No, Honora has not heard about the impending strike. She knows only what her husband tells her. And when he is home, he never mentions his job. In the beginning, she would ask him about his work, ask him if he had friends, if he had met anyone he liked in the boarding house — the same way a well-meaning mother might query an awkward son who didn’t quite fit in at school. But shortly it became clear that Sexton didn’t welcome the questions, and she gave up. When he comes home weekends now, he never speaks of where he’s been, and if it weren’t for the lint in the laundry and the grime in the tub, she is certain they would simply pretend that he had been “on a trip.”
“I don’t like to see any family go without,” Hess says. “But conditions over to Ely Falls are inhuman. I go in there every once in a while to visit my sister and her family. Arlene married a Franco, don’t you know. And I tell you I never saw anything like that mill housing. No one can make do on the wages them mills pay. My sister’s kids are unsupervised most of the time because there’s no one at home to watch them. They’ve never had such a problem with gangs as they do now.” Hess pauses. “I’m sorry I put my foot where it wasn’t wanted,” he says, “but I expect your husband was going to tell you this weekend — after your celebration, that is.”

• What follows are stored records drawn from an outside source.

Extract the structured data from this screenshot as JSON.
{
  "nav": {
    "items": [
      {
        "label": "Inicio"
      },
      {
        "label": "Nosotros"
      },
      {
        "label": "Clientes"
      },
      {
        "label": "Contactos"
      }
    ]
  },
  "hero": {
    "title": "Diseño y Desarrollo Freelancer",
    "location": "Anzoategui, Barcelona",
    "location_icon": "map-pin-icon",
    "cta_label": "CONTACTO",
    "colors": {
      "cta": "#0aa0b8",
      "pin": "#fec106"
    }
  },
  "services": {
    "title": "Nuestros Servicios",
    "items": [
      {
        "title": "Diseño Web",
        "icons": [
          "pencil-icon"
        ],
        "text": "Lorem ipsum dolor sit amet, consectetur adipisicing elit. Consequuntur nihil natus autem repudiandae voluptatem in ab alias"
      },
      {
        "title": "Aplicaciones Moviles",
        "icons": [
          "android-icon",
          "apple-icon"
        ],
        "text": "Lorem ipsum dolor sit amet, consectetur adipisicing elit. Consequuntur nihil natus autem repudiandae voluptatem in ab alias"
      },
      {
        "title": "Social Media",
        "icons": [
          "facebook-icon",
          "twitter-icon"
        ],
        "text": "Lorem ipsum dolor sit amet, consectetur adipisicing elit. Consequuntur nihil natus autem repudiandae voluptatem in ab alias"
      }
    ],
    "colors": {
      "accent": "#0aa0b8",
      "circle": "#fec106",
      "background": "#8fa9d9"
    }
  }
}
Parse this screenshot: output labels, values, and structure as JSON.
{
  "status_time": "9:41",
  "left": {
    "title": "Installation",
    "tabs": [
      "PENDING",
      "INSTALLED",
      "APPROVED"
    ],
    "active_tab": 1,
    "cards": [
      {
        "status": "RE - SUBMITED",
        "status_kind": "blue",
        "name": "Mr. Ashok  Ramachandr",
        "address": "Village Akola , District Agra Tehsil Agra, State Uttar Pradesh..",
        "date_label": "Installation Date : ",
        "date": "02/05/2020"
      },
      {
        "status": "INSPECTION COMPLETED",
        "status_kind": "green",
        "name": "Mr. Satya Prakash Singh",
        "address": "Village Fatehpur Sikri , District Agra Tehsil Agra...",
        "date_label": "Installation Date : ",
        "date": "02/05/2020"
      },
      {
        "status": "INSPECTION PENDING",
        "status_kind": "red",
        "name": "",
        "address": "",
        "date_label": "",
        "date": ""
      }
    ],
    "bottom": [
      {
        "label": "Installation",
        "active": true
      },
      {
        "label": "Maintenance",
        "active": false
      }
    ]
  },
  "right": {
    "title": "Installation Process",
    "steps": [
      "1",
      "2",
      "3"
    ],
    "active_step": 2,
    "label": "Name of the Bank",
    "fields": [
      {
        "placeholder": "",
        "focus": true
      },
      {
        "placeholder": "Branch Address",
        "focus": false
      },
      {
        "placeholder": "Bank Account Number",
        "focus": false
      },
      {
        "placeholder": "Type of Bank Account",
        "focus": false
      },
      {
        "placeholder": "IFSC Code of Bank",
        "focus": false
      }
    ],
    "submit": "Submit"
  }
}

Honora pays for her groceries. She puts the paper bag in her satchel.
“We’ll manage,” she says.
“Course you will,” Hess says.
Her pace is furious as she walks along the beach, the surf competing with the noise in her head.
Why didn’t you tell me?
She is tired of the withholding, sick of the deception. How is she to trust the man? The unfairness, the injustice of it, fills her with rage. She will tell Sexton so tonight. Tonight they will have it out as they should have done months ago. She will scream at him if need be. She cannot be silent any longer. What is the point of scrimping and saving? They will lose the house anyway. They can’t survive even a two-week strike. All their savings have been poured into the house, their entire marriage ruined by a mortgage.
She stops abruptly on the beach. The lobster bodies stink today. They just stink. She reaches into her satchel and takes out the waxed bag with the shellfish carcasses in it. She walks to the water’s edge and hurls them into the sea.
McDermott
The machines might be organs or violins or pianos, the men and women at them as fluid as musicians. Their movements are precise: this note and then that note and then this note, moving toward a furious crescendo, sounding a particular beat as the music reaches a fever pitch and then warbles down to a simple melody. The music is always demanding and repetitive; there is no time for the musicians to catch their breath. They must raise their instruments immediately and begin again. And then again. And then so many times that they know every measure, every nuance, every note by heart. More than by heart, they know it in their blood and in their bones. They can carry on whole conversations with their minds while their bodies complete this virtuoso performance with the spools and the creels, the shuttles and the bobbins.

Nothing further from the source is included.